Here is how to have a goroutine exit by closing a channel:
package main
import (
"fmt"
"time"
)
func main() {
quit := make(chan struct{})
go func() {
for {
select {
case <-quit:
fmt.Println("goroutine exiting")
return
default:
fmt.Println("goroutine working")
time.Sleep(1 * time.Second)
}
}
}()
time.Sleep(3 * time.Second)
fmt.Println("asking to exit")
close(quit)
time.Sleep(1 * time.Second)
}
The case <-quit
case will be selected when the quit
channel is closed, because once a channel is closed, the readers start recieving the zero value of the channel's type immediately.
Note that it's the goroutine's responsibility to exit when the request arrives. Within the <- quit
case, the goroutine can do necessary cleanup such as closing resources or returning them to a resource pool.
The second option is similar, but instead of closing the channel, you send a value to it:
quit <- struct{}{}
(Put this in place of close(quit)
above.)
Exiting through context.Context
The third option is more flexible and is the standard way to exit goroutines that use a Context
.
A quick refresher: context.Context
is an interface that carries deadlines, cancellation signals, and request-scoped values across API boundaries and between processes.

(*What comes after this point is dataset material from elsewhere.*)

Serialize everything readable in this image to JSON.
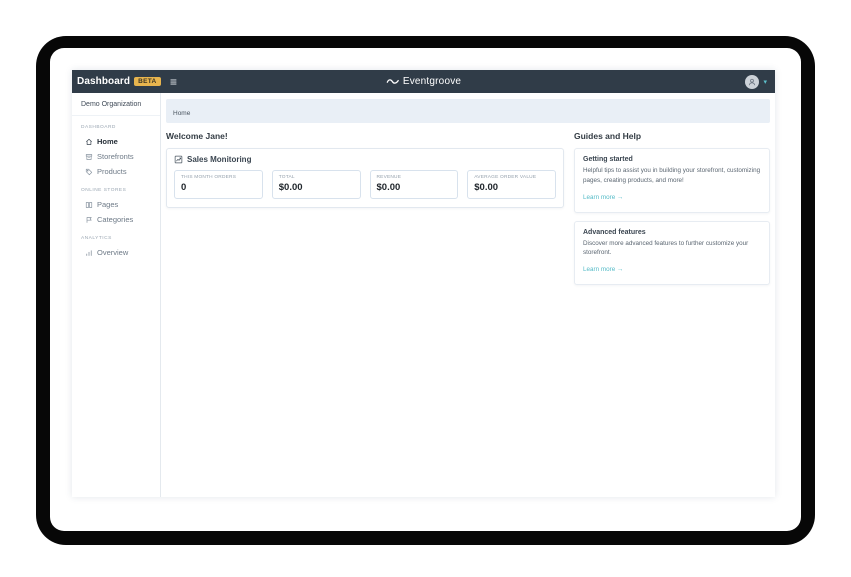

To exit a goroutine using a Context
, you create a WithCancel
context that has a Done
channel and provides a cancel function. By calling the cancel function, you signal the goroutine to exit.
Here's an example:
func main() {
ctx, cancel := context.WithCancel(context.Background())
go func() {
for {
select {
case <-ctx.Done():
fmt.Println("goroutine exiting")
return
default:
fmt.Println("goroutine working")
time.Sleep(1 * time.Second)
}
}
}()
time.Sleep(3 * time.Second)
fmt.Println("cancelling")
cancel()
time.Sleep(1 * time.Second)
}
Goroutines are a simple concurrency mechanism
Goroutines are ideally suited for one-time concurrent work. They are extremely lightweight and have a low starting overhead. There is no need to “remote-control” goroutines to start, stop, pause, or resume them. If the work you want to implement concurrently is so complex that you need such mechanisms, forking or calling a new process is probably an approach worth considering. Or you simplify the concurrent work enough so that you won't need any sophisticated goroutine runtime management.